What I Found Today (2/7/11)

Merlin Mann’s Inbox Zero Talk: I’ve been geeking around on 43folders.com, Mann’s main site. He writes about productivity, mostly through reclaiming your time by removing yourself from systems that constantly feed you information (like email, the subject of this speech). I think a lot of the points that he makes–particularly that non-personal email should be based on actions; you should be able to do something with your email and get out–are really valuable, particularly when emailing professors. Now, if only the people with access to the all-students email list at Oxford would learn this…

Poorly targeted Google Ad: From my inbox.
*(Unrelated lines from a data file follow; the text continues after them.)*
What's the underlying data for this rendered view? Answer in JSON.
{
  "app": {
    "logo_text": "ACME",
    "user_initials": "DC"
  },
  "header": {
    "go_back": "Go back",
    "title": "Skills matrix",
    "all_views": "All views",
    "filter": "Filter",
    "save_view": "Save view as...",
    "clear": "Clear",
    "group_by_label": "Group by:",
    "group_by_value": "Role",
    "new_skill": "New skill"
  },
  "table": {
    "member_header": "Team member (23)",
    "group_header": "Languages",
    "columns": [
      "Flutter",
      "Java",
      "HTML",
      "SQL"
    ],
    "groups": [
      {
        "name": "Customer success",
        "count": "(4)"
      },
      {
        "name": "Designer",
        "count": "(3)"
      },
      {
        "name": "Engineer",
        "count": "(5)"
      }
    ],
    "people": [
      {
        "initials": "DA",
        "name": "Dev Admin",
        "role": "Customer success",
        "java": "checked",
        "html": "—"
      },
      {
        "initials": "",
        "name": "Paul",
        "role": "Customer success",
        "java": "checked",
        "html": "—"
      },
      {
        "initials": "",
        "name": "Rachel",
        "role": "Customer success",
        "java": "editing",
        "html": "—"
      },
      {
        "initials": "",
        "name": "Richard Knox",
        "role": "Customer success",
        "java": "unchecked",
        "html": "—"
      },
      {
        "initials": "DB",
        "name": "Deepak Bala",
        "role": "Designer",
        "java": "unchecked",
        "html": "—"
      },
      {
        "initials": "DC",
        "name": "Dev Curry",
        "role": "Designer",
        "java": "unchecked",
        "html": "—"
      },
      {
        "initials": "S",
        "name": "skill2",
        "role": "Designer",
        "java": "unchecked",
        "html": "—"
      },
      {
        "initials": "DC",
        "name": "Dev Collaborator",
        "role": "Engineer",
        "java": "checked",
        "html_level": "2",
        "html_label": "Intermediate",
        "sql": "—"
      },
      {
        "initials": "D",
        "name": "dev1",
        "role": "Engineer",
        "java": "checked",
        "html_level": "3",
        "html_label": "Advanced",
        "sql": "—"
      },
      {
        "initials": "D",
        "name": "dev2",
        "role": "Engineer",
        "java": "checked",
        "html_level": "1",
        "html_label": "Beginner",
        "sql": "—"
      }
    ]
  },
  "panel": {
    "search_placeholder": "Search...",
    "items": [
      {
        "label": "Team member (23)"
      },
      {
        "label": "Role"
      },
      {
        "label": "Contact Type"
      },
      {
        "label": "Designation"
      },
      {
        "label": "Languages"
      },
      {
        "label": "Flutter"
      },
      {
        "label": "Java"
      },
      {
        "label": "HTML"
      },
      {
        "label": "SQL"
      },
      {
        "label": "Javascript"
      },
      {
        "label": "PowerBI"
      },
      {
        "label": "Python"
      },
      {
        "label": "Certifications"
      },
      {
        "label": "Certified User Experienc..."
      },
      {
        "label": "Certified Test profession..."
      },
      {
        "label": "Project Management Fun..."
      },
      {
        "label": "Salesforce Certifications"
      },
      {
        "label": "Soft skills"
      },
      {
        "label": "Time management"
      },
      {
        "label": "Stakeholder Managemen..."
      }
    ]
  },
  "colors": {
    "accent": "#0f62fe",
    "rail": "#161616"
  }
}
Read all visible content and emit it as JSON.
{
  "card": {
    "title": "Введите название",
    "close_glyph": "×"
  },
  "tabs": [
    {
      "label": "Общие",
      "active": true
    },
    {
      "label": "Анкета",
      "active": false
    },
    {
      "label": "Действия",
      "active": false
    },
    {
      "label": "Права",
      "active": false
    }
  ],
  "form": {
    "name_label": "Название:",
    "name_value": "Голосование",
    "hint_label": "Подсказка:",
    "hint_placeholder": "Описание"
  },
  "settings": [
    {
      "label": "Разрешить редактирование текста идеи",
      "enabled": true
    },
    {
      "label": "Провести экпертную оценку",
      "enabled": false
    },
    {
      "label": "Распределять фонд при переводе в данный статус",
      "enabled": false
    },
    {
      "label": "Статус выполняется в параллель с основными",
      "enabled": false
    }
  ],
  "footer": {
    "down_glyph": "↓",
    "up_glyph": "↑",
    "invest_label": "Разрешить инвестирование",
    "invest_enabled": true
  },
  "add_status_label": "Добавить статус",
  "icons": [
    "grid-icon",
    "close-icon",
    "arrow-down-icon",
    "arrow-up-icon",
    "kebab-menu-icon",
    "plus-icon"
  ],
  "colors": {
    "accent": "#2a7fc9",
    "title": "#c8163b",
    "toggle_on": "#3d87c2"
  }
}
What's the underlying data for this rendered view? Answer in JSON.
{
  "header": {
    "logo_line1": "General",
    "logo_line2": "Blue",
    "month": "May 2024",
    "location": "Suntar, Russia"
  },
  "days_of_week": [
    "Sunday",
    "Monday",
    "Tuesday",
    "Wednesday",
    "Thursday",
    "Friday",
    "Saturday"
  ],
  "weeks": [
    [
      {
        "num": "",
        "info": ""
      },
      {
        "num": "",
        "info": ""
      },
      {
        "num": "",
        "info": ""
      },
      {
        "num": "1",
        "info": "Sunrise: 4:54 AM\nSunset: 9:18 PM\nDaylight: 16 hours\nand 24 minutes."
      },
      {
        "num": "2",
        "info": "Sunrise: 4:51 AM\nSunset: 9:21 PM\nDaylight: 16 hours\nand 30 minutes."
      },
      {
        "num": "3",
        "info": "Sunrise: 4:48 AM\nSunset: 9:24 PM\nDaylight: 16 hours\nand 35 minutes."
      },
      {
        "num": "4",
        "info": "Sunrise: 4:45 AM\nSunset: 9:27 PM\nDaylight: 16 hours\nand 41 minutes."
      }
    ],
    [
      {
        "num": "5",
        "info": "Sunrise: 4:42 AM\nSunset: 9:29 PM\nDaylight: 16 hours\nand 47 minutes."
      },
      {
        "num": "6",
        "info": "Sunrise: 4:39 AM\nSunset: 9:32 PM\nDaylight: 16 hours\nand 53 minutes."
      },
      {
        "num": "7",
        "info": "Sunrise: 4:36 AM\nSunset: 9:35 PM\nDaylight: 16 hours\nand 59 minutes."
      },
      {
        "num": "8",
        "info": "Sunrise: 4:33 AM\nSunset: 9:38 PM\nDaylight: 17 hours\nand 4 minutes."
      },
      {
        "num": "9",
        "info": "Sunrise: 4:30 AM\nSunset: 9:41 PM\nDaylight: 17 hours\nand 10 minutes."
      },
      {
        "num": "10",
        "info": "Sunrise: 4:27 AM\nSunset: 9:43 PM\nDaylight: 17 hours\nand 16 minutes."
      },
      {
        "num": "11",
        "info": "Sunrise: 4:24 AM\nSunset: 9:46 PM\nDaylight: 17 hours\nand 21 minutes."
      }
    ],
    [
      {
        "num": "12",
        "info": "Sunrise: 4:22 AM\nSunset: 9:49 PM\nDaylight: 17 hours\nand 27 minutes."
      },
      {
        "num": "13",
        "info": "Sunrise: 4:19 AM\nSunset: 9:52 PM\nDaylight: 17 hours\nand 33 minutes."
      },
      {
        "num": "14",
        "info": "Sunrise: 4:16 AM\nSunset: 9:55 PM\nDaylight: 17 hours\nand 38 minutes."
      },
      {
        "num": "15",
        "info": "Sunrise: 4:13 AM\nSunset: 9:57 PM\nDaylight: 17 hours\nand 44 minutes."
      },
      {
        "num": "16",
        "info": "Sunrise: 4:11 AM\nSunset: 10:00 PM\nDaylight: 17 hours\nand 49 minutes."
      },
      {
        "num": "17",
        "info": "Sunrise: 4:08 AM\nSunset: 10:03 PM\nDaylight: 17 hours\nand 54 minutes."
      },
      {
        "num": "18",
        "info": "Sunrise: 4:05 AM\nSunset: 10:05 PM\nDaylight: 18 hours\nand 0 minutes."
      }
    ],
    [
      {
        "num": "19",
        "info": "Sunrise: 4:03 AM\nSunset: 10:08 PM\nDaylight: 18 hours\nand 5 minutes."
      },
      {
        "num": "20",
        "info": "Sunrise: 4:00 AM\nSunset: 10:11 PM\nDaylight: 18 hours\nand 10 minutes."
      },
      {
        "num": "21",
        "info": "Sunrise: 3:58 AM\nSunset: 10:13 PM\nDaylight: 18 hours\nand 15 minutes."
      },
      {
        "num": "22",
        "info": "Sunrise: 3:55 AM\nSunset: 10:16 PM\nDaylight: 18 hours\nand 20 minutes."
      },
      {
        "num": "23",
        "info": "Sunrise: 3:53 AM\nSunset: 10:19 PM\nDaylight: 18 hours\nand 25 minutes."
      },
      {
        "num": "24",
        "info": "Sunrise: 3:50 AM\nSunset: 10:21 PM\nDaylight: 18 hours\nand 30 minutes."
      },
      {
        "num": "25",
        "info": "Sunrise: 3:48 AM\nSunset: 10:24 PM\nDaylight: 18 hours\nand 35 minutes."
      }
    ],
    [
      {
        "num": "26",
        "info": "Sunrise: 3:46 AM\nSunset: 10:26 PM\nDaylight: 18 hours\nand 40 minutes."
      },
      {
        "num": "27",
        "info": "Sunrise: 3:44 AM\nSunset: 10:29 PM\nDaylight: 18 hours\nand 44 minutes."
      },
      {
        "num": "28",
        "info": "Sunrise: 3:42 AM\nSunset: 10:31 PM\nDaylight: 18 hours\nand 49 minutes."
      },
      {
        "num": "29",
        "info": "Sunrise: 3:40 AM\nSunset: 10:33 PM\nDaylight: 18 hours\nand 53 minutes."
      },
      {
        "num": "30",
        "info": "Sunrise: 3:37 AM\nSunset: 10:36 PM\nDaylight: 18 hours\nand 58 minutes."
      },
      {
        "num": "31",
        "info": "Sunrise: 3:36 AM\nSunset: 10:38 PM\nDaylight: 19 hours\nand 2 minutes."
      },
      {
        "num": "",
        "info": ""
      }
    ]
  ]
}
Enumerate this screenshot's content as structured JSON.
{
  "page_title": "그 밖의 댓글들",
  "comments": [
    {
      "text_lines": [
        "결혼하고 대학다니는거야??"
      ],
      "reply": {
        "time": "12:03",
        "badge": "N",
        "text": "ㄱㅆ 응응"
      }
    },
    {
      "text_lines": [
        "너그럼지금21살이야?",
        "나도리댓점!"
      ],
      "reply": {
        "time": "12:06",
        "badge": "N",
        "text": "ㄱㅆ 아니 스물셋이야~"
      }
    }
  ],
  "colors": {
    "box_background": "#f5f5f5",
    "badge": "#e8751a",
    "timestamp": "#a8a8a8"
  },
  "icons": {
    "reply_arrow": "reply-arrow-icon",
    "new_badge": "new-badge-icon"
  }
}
If internships fail this summer…

Romance Novelists Uncover What Women Really Want: A Jezebel takedown (complete with Gawker’s new cracked-out layout–which on each of the affiliate sites has a different little explanation text because why not) of a USA Today column on how dudes should behave more like dudes in romance novels. “Please, men. Do not turn into a stone gargoyle while we are having sex.” Includes a link to the equally hilarious Tumblr Romance Club, a collection of ladies who do some truly excellent book summaries. “HOWEVER, since both of their names are on the back of the book, you know the drill (lol drill). SPOILER ALERT: FUCKING AHOY!”

Packers Won the Superbowl: Packers, woo!

Glenn Beck Loses His Shit About Spiderman: Why the hell is he a Jewish grandpa in the beginning? Who knows! (I want him saying “atheist, god-like scientist” over and over as my ringtone. It will soothe me to sleep.)

AOL Bought HuffPo and Paul Carr Wrote a Thing on It: For those who are not regular TechCrunch readers (avoid the comments, I’m warning you), the story so far is that a few months back, AOL bought TC. Commenters accused TC of selling out and were generally irritating because TC is where YouTube commenters go when they’ve been drinking. Today, AOL bought HuffPo, as part of an overarching strategy to eventually quit sucking quite so hard and become relevant again. Cue comments about teh leftists, worries about headlines moving towards Google bait, and several more months of jokes about AOL. Huzzah!